Artikel 07./08.2015

Nehmt einander an

Liebe Geschwister, liebe Freunde,

was muss ich eigentlich tun, um in den Himmel zu kommen? Ich denke, diese Frage bewegt jeden von uns ab und zu. Diese Frage wurde auch Jesus gestellt und ich glaube, wir kennen alle seine Antwort. Halte die Gesetze und liebe deinen Nächsten, wie dich selbst. Einfache Frage - klare Antwort. Und doch. Wenn ich mich so betrachte, dann fällt mir das gar nicht immer so leicht.

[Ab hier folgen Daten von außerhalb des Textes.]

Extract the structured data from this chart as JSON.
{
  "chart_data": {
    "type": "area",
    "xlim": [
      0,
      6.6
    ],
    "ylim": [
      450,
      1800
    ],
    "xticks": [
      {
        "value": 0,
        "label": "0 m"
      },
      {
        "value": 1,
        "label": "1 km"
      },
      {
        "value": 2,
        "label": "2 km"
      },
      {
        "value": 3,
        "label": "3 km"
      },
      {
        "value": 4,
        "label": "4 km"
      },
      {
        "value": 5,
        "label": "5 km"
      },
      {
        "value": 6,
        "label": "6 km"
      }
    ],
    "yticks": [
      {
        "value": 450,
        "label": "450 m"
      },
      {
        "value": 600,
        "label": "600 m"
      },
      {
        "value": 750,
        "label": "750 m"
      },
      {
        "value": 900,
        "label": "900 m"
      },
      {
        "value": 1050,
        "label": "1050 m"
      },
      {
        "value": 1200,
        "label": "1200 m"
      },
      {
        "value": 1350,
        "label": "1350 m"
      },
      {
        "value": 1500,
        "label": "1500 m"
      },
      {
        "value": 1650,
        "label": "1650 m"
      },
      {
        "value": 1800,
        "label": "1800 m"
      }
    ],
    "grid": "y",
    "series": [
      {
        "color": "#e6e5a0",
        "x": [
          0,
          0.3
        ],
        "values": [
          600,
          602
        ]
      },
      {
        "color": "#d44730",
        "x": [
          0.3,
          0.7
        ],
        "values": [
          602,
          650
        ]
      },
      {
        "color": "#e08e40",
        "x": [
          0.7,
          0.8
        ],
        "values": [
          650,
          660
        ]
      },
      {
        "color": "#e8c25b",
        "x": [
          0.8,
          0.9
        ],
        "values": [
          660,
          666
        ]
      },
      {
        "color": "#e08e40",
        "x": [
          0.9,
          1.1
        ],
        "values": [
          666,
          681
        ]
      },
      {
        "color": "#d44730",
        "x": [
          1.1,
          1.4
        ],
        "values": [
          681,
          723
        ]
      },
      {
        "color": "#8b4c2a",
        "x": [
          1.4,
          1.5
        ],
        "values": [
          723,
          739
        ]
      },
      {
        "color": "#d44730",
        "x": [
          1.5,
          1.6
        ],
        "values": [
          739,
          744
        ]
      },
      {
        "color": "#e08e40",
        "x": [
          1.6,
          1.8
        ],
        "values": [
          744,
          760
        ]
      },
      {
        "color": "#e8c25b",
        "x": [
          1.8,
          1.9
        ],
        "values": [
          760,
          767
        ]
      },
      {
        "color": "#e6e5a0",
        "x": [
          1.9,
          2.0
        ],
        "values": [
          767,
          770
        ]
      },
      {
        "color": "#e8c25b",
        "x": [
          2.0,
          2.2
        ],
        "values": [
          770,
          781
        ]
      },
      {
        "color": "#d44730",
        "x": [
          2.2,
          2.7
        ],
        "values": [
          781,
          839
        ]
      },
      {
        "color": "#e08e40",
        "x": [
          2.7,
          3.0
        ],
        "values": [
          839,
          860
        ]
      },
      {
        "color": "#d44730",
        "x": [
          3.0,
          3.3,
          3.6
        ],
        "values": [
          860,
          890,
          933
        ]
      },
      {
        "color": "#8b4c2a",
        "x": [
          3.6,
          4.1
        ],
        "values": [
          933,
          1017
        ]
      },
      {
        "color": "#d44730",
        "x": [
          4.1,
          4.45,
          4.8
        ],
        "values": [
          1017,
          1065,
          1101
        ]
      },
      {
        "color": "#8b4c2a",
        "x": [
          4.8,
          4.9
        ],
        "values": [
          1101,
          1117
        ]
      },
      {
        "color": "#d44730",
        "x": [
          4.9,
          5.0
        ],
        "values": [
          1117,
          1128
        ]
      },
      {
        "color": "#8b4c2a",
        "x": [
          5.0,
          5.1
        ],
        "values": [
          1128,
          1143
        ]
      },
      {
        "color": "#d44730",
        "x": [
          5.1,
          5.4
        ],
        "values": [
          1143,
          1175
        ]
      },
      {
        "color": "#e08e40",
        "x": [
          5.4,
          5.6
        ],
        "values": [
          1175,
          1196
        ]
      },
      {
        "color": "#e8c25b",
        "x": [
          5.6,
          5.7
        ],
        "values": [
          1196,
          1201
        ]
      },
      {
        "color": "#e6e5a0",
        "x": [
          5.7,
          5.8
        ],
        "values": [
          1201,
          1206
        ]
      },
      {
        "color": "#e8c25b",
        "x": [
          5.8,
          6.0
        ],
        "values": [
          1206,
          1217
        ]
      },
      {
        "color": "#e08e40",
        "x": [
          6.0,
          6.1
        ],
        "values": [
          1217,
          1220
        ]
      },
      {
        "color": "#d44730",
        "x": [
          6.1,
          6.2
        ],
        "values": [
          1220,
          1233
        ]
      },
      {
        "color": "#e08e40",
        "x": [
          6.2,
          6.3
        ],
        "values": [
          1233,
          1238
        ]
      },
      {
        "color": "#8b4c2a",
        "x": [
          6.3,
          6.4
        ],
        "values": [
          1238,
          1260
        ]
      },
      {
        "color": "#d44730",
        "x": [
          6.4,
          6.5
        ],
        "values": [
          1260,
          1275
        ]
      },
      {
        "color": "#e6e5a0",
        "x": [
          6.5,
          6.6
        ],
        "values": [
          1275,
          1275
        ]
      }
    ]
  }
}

Du sollst Gott lieben von ganzem Herzen, mit all deiner Kraft und mit all deinem Verstand. Ja ich liebe Gott und doch gibt es immer wieder die Momente, wo er mir unendlich fern vorkommt. Wo ich das Gefühl habe, das er sich - oder vielleicht doch eher ich - entfernt hat. Und dann sind mir doch solche Rituale, wie der Opferdienst lieber. Da weiß man doch, was zu tun ist. Jeden Morgen ein Opfer und alles ist gut. Doch das ist es nicht, was Gott möchte.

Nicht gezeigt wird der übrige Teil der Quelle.